Social Distancing dan Physical Distancing |
Perbedaan ‘Social Distancing’ dan ‘Physical Distancing’ terkait Kebijakan COVID-19
profesiguru.org - Organisasi kesehatan dunia (WHO) secara resmi mengganti penggunaan frasa "pembatasan sosial / social distancing" menjadi "pembatasan fisik / physical distancing". terkait wabah COVID-19. Berikut penjelasan Perbedaan ‘Social Distancing’ dan ‘Physical Distancing’ terkait Kebijakan COVID-19
Pembatasan sosial atau Social Distancing adalah pembatasan kegiatan tertentu penduduk dalam suatu wilayah.
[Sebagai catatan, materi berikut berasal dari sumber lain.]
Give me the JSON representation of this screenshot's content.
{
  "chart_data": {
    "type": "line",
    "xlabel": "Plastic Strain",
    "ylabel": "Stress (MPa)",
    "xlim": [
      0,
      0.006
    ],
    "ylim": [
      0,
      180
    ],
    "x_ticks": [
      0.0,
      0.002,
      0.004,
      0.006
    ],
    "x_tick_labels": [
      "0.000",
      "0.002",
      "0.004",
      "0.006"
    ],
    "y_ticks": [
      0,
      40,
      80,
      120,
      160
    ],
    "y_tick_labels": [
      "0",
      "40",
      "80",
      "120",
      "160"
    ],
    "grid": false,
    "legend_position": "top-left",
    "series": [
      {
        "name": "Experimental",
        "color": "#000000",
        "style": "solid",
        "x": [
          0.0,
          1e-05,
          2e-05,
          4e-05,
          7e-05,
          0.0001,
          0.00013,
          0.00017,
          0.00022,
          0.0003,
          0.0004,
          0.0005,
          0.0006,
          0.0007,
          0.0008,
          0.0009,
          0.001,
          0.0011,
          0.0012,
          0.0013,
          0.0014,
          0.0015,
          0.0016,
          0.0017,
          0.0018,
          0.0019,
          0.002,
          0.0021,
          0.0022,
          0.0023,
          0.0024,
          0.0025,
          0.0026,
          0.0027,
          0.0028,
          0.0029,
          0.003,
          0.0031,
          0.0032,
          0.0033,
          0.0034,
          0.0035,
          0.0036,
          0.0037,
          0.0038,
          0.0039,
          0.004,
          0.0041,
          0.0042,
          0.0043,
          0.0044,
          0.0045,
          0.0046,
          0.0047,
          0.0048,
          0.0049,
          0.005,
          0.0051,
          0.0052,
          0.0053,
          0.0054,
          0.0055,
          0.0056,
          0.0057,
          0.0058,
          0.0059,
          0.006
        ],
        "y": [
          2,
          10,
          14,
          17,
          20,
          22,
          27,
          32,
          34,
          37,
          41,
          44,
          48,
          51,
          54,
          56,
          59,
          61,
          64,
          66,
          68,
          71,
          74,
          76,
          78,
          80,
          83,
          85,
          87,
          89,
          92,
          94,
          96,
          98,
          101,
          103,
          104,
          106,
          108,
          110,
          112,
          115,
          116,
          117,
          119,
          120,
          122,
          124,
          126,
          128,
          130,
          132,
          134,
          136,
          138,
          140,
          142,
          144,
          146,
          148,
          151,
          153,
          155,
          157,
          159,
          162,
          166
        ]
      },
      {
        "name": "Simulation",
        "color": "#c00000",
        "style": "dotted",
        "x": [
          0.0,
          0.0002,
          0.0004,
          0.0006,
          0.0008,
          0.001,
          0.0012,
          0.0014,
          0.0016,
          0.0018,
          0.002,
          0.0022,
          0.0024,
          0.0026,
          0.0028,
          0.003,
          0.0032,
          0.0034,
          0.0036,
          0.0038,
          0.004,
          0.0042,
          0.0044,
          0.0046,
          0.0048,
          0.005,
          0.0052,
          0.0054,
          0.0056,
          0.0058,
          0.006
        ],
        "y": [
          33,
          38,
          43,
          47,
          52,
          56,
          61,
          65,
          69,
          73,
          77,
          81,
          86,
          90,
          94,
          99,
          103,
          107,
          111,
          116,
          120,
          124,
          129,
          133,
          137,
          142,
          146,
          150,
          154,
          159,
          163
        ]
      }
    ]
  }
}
Penekanannya bukan hanya jarak fisik antara satu dengan yang lain, tetapi menciptakan kecenderungan menutup diri secara sosial.
Sedangkan Pembatasan Fisik atau Physical Distancing merupakan tindakan menjaga jarak fisik dan mengisolasi diri jika sedang sakit. Menjaga jarak fisik satu dengan lainnya untuk memastikan penyakit tidak menyebar, tanpa terpisah secara sosial. Menjaga jarak 1- 2 meter saat di kerumunan.
Melakukan interaksi sosial seperti biasa namun dengan cara lain yang tidak memerlukan kehadiran fisik secara langsung, seperti melalui media sosial.
Kebijakan ‘Social’ dan ‘Physical Distancing’ Harus Libatkan Tokoh Sampai RT/RW
Pemerintah telah memutuskan social distancing dan physical distancing, harus bisa diterjemahkan dengan bahasa daerah melibatkan tokoh-tokoh di tingkat desa sampai ke Rukun Tetangga (RT)/Rukun Warga (RW) dengan bahasa yang mudah dipahami oleh masyarakat.
Pernyataan tersebut disampaikan Kepala Badan Nasional Penanggulangan Bencana (BNPB), Doni Monardo, usai mengikuti Rapat Terbatas (ratas) melalui konferensi video, Senin (30/3).
“Tentunya tentang apa itu ancaman virus ini, mulai dari bagaimana cara virus ini menular dan apa langkah-langkah yang kita lakukan agar masyarakat tidak dengan mudah terpapar,” ujar Doni seraya menyebutkan beberapa hal terkait yang harus dilakukan.
Pertama, harus disadari bahwa 90% seseorang terpapar virus ini melalui tangan. “Tangan yang menyentuh bagian tertentu pada beberapa tempat, baik di tempat-tempat umum/fasilitas publik, dan sebagainya, kemudian tangan tersebut menyentuh mata, hidung, dan mulut,” kata Doni.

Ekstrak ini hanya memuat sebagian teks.